How to… tell the story about the Tinder date and the poo, conveying its local majesty, the way the girl (the girl who, when the loo wouldn’t flush on a Tinder date, wadded her turd up in tissue and chucked it out the window, except, it landed awkwardly, and so she told her date – she told her date – and as they tried to retrieve it, this turd in tissue, the result of a Nando’s dinner, she got stuck, upside down, resulting in a) the fire service being called, to break the window and rescue her, and b) the conception of a GoFundMe page to raise money to replace the window) should have a Pride of Britain award named after her, and how this couple have redefined romance, for ever.

How to… reply to: “But surely you backed everything up.”

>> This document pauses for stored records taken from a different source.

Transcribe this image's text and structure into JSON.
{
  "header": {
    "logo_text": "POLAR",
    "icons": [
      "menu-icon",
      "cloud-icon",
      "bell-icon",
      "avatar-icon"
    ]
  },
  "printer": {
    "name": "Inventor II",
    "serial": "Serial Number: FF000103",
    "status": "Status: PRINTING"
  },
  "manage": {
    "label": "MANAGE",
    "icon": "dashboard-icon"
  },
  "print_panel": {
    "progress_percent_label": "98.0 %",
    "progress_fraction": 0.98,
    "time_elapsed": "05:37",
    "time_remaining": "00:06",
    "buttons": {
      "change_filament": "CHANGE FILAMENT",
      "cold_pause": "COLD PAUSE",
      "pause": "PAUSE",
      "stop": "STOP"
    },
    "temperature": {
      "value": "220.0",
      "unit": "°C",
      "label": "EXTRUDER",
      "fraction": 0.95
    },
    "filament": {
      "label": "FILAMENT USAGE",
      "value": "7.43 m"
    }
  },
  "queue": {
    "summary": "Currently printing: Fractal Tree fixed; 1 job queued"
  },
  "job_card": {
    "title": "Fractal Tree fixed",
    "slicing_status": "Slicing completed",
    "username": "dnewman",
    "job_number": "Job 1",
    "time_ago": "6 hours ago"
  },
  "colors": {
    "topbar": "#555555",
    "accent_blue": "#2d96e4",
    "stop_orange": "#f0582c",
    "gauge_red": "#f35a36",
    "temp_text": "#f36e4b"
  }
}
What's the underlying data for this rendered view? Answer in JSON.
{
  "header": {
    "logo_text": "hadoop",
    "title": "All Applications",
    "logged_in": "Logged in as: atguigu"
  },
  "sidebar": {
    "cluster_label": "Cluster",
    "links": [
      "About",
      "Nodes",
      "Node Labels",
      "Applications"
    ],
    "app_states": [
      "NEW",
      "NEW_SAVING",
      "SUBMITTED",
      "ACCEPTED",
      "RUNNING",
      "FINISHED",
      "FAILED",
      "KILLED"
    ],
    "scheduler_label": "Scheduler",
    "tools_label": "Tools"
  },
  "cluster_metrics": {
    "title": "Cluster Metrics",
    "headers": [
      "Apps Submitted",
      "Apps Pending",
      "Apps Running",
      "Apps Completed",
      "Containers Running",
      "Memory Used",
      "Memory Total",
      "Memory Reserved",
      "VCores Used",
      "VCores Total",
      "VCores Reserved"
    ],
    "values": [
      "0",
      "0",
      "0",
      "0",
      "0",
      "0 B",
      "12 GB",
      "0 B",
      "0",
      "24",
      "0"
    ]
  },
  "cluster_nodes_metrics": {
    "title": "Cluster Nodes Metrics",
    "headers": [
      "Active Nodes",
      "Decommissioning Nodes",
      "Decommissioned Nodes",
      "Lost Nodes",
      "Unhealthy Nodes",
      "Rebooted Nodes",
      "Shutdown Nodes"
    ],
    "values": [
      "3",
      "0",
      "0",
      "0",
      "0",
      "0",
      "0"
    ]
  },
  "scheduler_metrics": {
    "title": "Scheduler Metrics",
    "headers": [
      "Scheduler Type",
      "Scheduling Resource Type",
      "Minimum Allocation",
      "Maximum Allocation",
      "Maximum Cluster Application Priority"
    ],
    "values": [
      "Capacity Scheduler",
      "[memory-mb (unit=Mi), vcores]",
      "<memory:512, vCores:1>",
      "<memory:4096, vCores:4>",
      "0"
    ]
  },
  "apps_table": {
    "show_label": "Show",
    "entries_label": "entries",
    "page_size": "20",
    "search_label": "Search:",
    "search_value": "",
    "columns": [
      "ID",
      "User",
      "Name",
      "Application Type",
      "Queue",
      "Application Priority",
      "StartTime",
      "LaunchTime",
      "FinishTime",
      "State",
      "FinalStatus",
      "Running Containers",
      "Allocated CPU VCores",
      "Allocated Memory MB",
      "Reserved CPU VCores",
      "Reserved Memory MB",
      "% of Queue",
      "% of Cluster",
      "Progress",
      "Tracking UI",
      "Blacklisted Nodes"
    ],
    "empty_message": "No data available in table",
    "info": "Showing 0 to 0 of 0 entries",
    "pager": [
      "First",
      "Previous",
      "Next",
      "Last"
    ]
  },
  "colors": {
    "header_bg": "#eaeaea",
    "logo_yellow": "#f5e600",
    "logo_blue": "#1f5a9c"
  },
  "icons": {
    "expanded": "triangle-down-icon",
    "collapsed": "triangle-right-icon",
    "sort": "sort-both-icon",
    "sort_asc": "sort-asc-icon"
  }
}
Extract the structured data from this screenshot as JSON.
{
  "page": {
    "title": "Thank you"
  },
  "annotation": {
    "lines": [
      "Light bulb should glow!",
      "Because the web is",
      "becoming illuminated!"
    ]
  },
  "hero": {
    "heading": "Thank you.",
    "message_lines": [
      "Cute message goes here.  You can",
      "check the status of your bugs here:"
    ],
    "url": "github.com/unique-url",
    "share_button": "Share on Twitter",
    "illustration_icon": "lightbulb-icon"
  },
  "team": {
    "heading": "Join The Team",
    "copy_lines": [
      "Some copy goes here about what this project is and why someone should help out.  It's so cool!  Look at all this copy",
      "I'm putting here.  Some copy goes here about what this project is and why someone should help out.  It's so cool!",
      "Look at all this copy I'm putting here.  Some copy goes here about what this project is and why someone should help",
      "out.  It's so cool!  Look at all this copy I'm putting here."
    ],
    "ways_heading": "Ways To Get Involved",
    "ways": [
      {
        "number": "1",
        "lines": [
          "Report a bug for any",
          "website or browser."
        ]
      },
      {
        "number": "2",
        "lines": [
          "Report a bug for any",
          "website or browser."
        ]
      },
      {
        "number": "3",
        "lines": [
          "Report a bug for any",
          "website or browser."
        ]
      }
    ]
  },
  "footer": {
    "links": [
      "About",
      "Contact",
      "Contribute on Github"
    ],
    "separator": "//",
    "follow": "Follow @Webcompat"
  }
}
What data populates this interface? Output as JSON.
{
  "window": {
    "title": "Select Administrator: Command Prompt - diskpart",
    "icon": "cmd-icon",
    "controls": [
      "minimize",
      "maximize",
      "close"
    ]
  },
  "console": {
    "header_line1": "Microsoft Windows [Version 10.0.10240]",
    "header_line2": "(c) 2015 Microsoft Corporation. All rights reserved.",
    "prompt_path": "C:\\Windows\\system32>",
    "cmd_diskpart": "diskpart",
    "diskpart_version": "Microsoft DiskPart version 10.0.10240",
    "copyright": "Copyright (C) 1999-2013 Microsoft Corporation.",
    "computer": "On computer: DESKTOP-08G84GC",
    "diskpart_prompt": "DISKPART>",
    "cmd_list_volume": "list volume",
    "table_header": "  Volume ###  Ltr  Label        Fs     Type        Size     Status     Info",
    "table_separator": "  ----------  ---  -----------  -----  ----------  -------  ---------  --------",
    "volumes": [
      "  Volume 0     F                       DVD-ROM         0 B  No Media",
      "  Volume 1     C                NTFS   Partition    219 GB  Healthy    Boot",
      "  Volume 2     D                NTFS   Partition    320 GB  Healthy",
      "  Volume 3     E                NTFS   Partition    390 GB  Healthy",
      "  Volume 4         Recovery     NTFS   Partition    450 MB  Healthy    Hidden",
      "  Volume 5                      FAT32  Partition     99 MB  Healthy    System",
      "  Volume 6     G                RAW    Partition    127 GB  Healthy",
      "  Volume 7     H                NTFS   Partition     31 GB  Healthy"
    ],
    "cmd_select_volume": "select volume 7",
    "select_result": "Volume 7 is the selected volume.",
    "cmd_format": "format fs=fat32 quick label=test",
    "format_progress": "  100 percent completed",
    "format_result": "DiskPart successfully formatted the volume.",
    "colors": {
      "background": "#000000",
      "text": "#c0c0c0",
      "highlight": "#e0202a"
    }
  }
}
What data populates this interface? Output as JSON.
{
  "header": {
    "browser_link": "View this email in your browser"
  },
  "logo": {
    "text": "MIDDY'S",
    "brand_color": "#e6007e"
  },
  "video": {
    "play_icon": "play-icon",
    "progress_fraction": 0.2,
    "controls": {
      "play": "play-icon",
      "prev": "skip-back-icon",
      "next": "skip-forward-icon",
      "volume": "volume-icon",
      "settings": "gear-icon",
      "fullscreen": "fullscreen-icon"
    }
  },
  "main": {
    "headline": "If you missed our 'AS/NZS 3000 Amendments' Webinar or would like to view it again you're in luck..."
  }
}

How to… keep friends throughout your 30s, when every micro-decision, whether romantic or academic, acts as another brick in the wall between you and the person you shared a toothbrush with between 1998-1999, and when the time you spend together feels so brittle and precious you don’t have time to relax, instead holding these rare lunches slightly apart from your body, as if for best.

How to… enjoy panel comedies in 2017, now that we’ve seen how they brought the likes of Jacob Rees-Mogg and Nigel Farage into our living rooms, and turned them into jolly cartoons, into boys we laughed at rather than men with the potential to take a lighter and burn our rights in front of us, like a drunk Cambridge student with a £20 note.

How to… remember what you liked about your wife, as you lie there at dawn full of nothing, and how to remember what you wanted to be, and did you maybe bury a time capsule in your childhood garden, and is there a clue in there, perhaps, a note on the back of a Polaroid which could pull you back to life, how to wake up every single morning, literally every day, and stand with the furious buzz of a Sonicare in your mouth, knowing, knowing that death exists?

How to… tell before October comes which of your colleagues is an “autuphile”, you know, one of those people that, as the first cool wind blows in, announces themselves delighted because summer is too much, too hot – these are people to notice and politely avoid until Christmas, because saying they love autumn is the meteorological equivalent of carrying a Nabokov paperback in their back pocket, a whole identity, at least until it snows, an entire look, complete with new tights and nostalgia, and printed-out recipes for stew.

How to… make choices, no, how to sift through the choices available to you, and how to have even a quarter of a clue of what you want, what you will want in 10 years’ time, whether a life in a rucksack or one packed under a buggy, whether one sharing a duvet or marrying on a beach or driving alone through Venezuela in a T-shirt ripped at the collar.

How to… do nothing, how to lean into an afternoon off, how to avoid drowning in social media grievances and in the anxieties of a Whatsapp plan, how to be allowed to do nothing, whether in a park or a bed, or in a year, when you have realised that ambition is not for you, and rather than a career, you want to work part-time in a bar and spend your days staring at the road, doing nothing, for ever.